When you let it get to a reasonable temperature you get lemon, apricot and bitter almond. The wine, like its
overseas cousins, has really solid acidity and tartness. There is also a sense of some grip, some tannins in the wine. I don't know if this wine had any skin contact but it wouldn't surprise me if there was a little.
In Italy and Slovenia, Ribolla Gialla is often used to make orange wine. These are, basically, white wines made like red wines. The skins are left in contact after the grapes are pressed. With white wines you usually remove the skins.

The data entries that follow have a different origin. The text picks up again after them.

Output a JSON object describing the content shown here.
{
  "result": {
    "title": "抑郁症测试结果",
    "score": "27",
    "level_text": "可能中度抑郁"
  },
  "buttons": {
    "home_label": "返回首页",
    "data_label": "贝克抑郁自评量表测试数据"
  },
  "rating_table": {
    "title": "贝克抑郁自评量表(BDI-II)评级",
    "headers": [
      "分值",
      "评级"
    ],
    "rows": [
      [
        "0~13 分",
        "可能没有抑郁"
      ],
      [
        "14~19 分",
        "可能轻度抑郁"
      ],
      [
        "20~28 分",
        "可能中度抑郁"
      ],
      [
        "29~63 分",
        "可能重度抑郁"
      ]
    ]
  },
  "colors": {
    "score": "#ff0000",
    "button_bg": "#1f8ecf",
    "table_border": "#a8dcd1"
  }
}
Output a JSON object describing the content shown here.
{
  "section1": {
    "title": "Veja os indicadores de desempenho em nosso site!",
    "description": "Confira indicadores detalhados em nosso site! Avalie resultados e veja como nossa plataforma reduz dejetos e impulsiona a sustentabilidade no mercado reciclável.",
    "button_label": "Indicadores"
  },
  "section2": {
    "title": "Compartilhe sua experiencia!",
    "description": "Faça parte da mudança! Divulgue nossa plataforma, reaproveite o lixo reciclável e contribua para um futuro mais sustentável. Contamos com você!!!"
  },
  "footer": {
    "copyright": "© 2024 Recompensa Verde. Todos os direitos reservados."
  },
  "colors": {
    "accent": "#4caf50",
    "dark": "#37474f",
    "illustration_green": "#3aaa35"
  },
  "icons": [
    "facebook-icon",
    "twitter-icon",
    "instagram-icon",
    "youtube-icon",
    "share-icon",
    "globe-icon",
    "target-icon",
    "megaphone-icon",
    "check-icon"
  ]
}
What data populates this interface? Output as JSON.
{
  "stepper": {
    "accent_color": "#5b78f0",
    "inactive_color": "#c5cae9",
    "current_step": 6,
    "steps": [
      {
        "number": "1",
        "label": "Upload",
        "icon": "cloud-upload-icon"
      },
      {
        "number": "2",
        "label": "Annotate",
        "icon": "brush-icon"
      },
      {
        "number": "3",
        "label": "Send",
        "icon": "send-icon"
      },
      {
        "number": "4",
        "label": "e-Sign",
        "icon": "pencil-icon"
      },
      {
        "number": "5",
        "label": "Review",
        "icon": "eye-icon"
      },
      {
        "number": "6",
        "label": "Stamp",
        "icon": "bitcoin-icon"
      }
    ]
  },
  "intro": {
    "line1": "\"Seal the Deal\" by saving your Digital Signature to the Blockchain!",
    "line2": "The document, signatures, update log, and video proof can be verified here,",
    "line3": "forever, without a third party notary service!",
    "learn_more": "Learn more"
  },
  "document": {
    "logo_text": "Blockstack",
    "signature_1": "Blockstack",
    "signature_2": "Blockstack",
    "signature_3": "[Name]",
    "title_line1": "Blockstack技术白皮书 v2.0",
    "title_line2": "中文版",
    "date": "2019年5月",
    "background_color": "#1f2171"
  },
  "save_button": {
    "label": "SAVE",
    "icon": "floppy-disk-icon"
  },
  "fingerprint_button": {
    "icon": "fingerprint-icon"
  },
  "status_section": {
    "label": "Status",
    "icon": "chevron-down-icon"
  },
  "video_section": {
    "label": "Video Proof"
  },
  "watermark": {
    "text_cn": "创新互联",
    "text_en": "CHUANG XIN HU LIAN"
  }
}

If you remove the skins from a red wine immediately? You get a white wine. In red wine the skins are what give you the color (with a handful of exceptions). THIS wine isn't an orange wine but it is something to be aware of when you see
Ribolla Gialla wines out shopping.
The white and orange versions are different creatures.
Like many grapes not named "Chardonnay," after the Phylloxera epidemic these grapes were replaced with more well known, "international" varietals. But they were not wholly eclipsed and unlike some little known grapes it is rare to see
Ribolla derided as inferior or unremarkable.
The notes on this wine, when I returned to them after a few months of not writing about wine, were a little thin. I wondered about my observations, was I eating with this or not? What you eat with a wine will potentially change what you think of it. I've gone back to wines Id taken notes on and my view changed a few months later; I noticed new or wildly different things. This isn't unique but it isn't often admitted.
In this case I feel like my notes didn't do justice to my enthusiasm for this Maloof offering. I need a few bottles of this for the porch when it finally warms up in Chicago.